Growing reliance on artificial intelligence tools may be eroding the skills of professionals in fields from medicine to software development, according to recent studies that raise questions about the long-term cost of offloading cognitive work to machines. Researchers point to a phenomenon known as "deskilling," in which people become less capable of performing tasks independently after routinely depending on AI assistance.
One of the clearest examples comes from a study of experienced endoscopy specialists in Poland. Before adopting an AI system designed to flag precancerous lesions in real time, physicians detected at least one adenoma in 28.4% of procedures. After several months of AI use, their detection rate during procedures performed without AI support fell to 22.4%. Researchers said the drop suggests that even highly trained specialists may grow less attentive or less confident in their own judgment once they are accustomed to AI guidance.
Software engineers show similar gaps after AI use
Similar concerns have surfaced in software development. In a randomized study conducted by researchers at Anthropic, 52 software engineers were asked to complete a coding task. Half used an AI assistant, while the others relied only on online resources and documentation. Both groups finished the assignment, but the AI-assisted group performed worse on a follow-up quiz designed to measure what they had absorbed. Those who used AI scored an average of 50%, compared with 67% among participants who completed the task without AI help.

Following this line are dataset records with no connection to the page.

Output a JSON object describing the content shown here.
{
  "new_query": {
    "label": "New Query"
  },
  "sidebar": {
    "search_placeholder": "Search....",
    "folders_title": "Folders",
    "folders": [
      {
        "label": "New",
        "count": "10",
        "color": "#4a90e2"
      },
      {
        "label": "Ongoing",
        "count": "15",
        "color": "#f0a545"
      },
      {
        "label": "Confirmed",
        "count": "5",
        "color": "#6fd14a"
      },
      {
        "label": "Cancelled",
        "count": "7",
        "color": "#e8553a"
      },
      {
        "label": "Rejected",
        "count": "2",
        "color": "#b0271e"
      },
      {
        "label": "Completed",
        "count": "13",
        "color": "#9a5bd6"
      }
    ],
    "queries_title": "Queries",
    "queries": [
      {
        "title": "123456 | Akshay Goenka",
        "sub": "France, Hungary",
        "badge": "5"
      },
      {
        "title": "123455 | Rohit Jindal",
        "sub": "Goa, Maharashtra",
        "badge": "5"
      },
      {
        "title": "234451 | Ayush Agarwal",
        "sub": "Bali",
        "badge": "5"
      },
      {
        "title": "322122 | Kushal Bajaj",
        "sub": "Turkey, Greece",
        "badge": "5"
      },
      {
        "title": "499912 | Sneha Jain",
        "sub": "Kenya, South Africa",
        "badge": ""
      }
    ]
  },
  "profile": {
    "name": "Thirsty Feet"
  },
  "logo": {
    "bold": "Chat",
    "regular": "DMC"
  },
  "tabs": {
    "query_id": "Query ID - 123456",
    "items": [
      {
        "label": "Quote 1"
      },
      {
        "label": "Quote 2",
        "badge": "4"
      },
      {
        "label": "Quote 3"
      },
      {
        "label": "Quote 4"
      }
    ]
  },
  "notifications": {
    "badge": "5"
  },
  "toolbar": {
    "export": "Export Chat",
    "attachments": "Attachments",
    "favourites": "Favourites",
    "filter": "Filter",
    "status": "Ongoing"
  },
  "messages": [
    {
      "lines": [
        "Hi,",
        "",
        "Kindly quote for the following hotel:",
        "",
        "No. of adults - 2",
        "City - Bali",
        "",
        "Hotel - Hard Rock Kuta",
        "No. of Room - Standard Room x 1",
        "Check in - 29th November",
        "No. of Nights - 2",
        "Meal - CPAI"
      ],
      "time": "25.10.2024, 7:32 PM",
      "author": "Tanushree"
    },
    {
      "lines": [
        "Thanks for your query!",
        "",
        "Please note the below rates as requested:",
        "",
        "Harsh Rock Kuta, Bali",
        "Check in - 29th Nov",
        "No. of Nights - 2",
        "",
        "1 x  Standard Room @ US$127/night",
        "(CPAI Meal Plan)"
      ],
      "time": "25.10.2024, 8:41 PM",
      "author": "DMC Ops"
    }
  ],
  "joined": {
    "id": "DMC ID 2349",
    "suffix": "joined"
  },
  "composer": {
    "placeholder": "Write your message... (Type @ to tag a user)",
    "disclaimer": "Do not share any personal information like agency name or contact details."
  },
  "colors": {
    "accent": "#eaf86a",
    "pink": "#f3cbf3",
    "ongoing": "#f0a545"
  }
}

Researchers found that AI users struggled particularly with questions requiring them to identify and diagnose coding errors. The pattern suggests they had not fully absorbed the underlying concepts, even though they produced working code during the task. For professionals in roles where coding with AI is becoming a daily workflow, the findings point to a trade-off between short-term productivity and long-term skill retention.
The cognitive cost of automation
Experts say the issue reflects a broader challenge posed by generative AI systems. Unlike earlier technologies that automated physical or routine tasks, modern AI tools increasingly handle cognitive work such as analysis, interpretation and problem-solving. A previous study of accountants who relied on automated accounting software for more than a decade found that many had forgotten how to perform certain routine tasks when the system was removed, reinforcing a pattern that spans professions.
Researchers note that the effects are not limited to one industry. The same dynamic appears whenever a tool takes over a decision-making step that a professional once owned. The consequence is not just a temporary dip in performance but a gradual, measurable thinning of expertise that can go unnoticed until the technology is taken away.
Why this matters for science and research professionals
For researchers and scientists who increasingly use AI for science and research tasks-from literature reviews to data modeling-the studies serve as a warning about how tool design shapes human judgment. The risk is not that AI will replace expertise outright, but that it may quietly erode the very skills that make a professional valuable when the tool fails, produces unexpected output, or is simply unavailable. Building deliberate, low-stakes practice without AI assistance into daily routines may be one of the simplest ways to preserve the diagnostic and analytical abilities that years of training built.